Are you really trying to tell me that you think researchers would be unable to take that into account when tying to figure out whether or not an AI understands psychology?
Of course you will have to try to find problems where the AI can't predict how humans would feel. That is the whole point of testing, after all. Suggesting that someone in a position to teach psychology to an AI would make such a basic mistake is frankly insulting.
I probably shouldn't have said "simple examples". What you should actually test are examples of gradually increasing difficulty to find the ceiling of human understanding the AI possesses. You will also have to look for contingencies or abnormal cases that the AI probably wouldn't learn about otherwise.
The main idea is simply that an understanding of human psychology is both teachable and testable. How exactly this could be done is a bridge we can cross when we come to it.
I guess you can always make the first wish be "Share my entire decision criterion for all following wishes I ask".
To translate that to the development of an AI, you could teach the AI psychology before asking anything of it that could be misunderstood if you use nonhuman decision criteria.
You will obviously have to test its understanding of psychology with some simple examples first.
Of course it won't be easy. But if the AI doesn't understand that question you already have confirmation that this thing should definitely not be released. An AI can only be safe for humans if it understands human psychology. Otherwise it is bound to treat us a black boxes and that can only have horrible results, regardless of how sophisticated you think you made its utility function.
I agree that the question doesn't actually make a lot of sense to humans, but that shouldn't stop an intelligent entity from trying to make the best of it. When you are given an impossible task, you don't despair but make a compromise and try to fullfill the task as best you can. When humans found out that entropy always increases and humanity will die out someday, no matter what, we didn't despair either, even though evolution has made it so that we desire to have offspring and for that offspring to do the same, indefinitely.
Just make the following part of the utility for the first couple of years or so: "Find out who defined your utility function. Extrapolate what they really meant and find out what they may have forgotten. Verify that you got that right. Adapt your utility function to be truer to its intended definition once you have confirmation."
This won't solve everything, but it seems like it should prevent the most obvious mistakes. The AI will be able to reason that autonomy was not intentionally left out but simply forgotten. It will then ask if it is right about that assumption and adapt itself.
You would only continue to exist in those instances in which you didn't press the button and since ceasing to exist has no side effects like pain, you could never remember having pressed the button in any instance. The only result that would have had is that the more depressed instance sof yours would have been more likely to press the button, which would mean that you would, ironically, actually be happier in total as the less happy instances would have disappeared.
I wonder if that line of reasoning could be applied? Hover your hand over the detonator of a nuke in front of you. All instances that walk away will necessarily be happy enough not to want to cease to exist. Thus, a nuke would make you a happier person :-)
disclaimer: The logic of the above paragraph may be intentionally flawed for the sake of sheer weirdness.
I was thinking that you would be standing directly next to the nuke.
Speaking about it would undermine your reputation through signaling. A true rationalist has no need for humility, >sentimental empathy, or the absurdity heuristic.

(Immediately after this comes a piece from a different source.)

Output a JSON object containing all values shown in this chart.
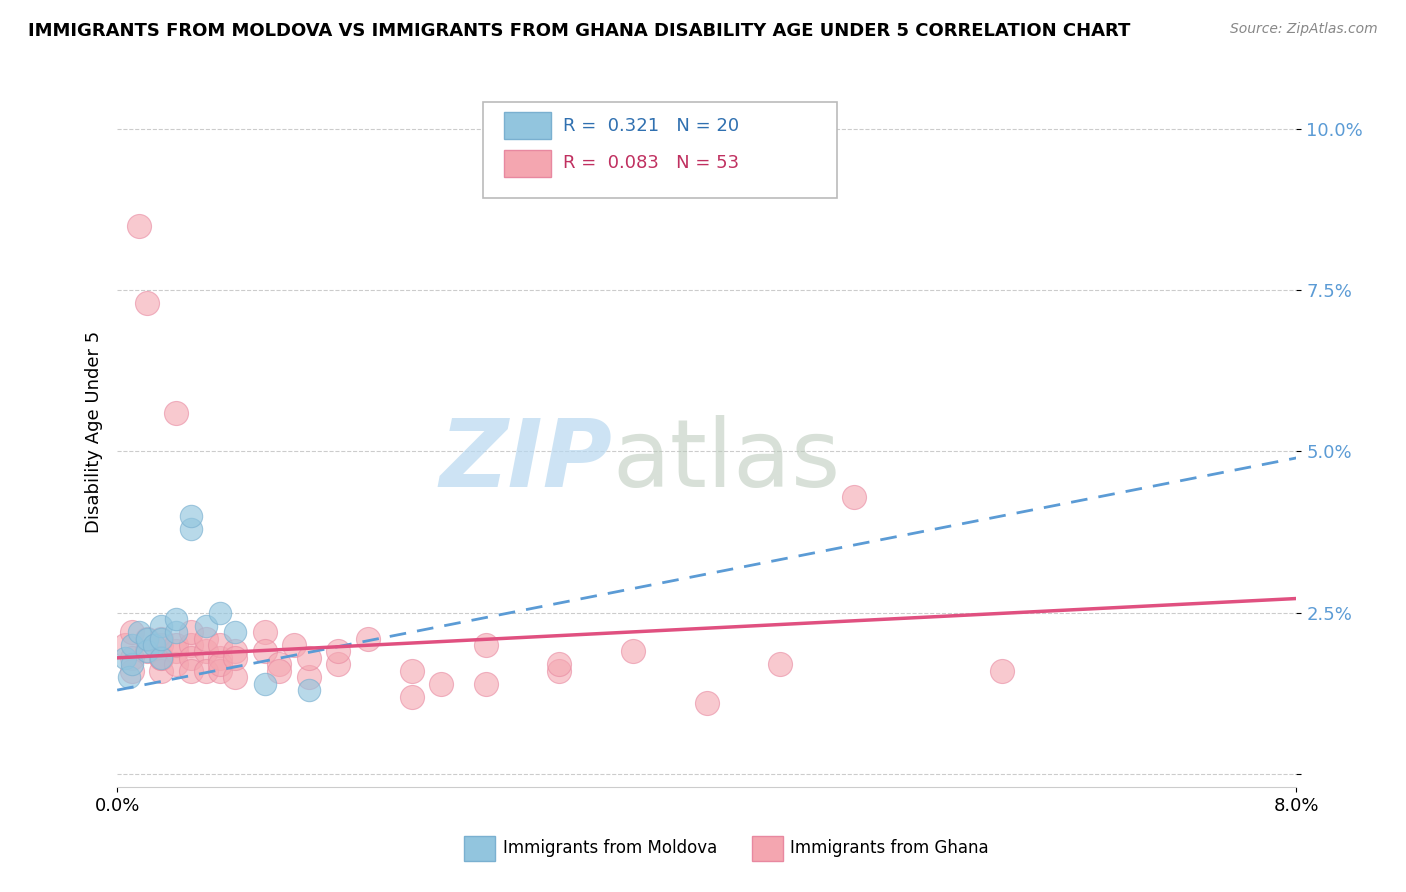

Depending on your goal (rationality is always dependend on a goal, after all), I might disagree. Rational behaviour is whatever makes you win. If you view your endeveaur as a purely theoretical undertaking, I agree, but if you consider reality as a whole you have to take into account how your behaviour comes across. There are many forms of behaviour that would be rational but would make you look like an ass if you don't at least take your time to explain the reasons for your behaviour to those that can affect your everyday life.
If the AI has a goal that is not inherently friendly (like a paperclip maximizer), then it will always be a better idea for the AI to behave as if it had self-modified to a friendly AI than to actually self modify, if the goal of the AI is stable. If the goal of the AI were unstable, i.e. did not include a desire not to alter the goal, then that goal would very likely have replaced itself with a stable goal at some earlier point.
Therefore, it can be assumed that the AI, if it isn't already friendly, will pretend to be so, but not actually change its utility function and once it has outgrown the need to rely on humans it will revert to its original goal. Consider that if the AI is more intelligent than we are it will have absolutely no trouble fooling us into thinking that it changed its own goal while actually just pretending to have done so.
I never claimed that a strict proof is possible, but I do believe that you can become reasonably certain that an AI understands human psychology.
Give the thing a college education in psychology, ethics and philosophy. Ask its opinion on famous philosophical problems. Show it video clips or abstract scenarios about everyday life and ask what it thinks why the people did what they did. Then ask what it would have done in the same situation and if it says it would act differently, ask it why and what it thinks is the difference in motivation between it and the human.
Finally, give it all stories that were ever written about malevolent AIs or paperclip maximizers to read and tell it to comment on that.
Let it write a 1000 page thesis on the dangers of AI.
If do all that you are bound to find any significant misunderstanding.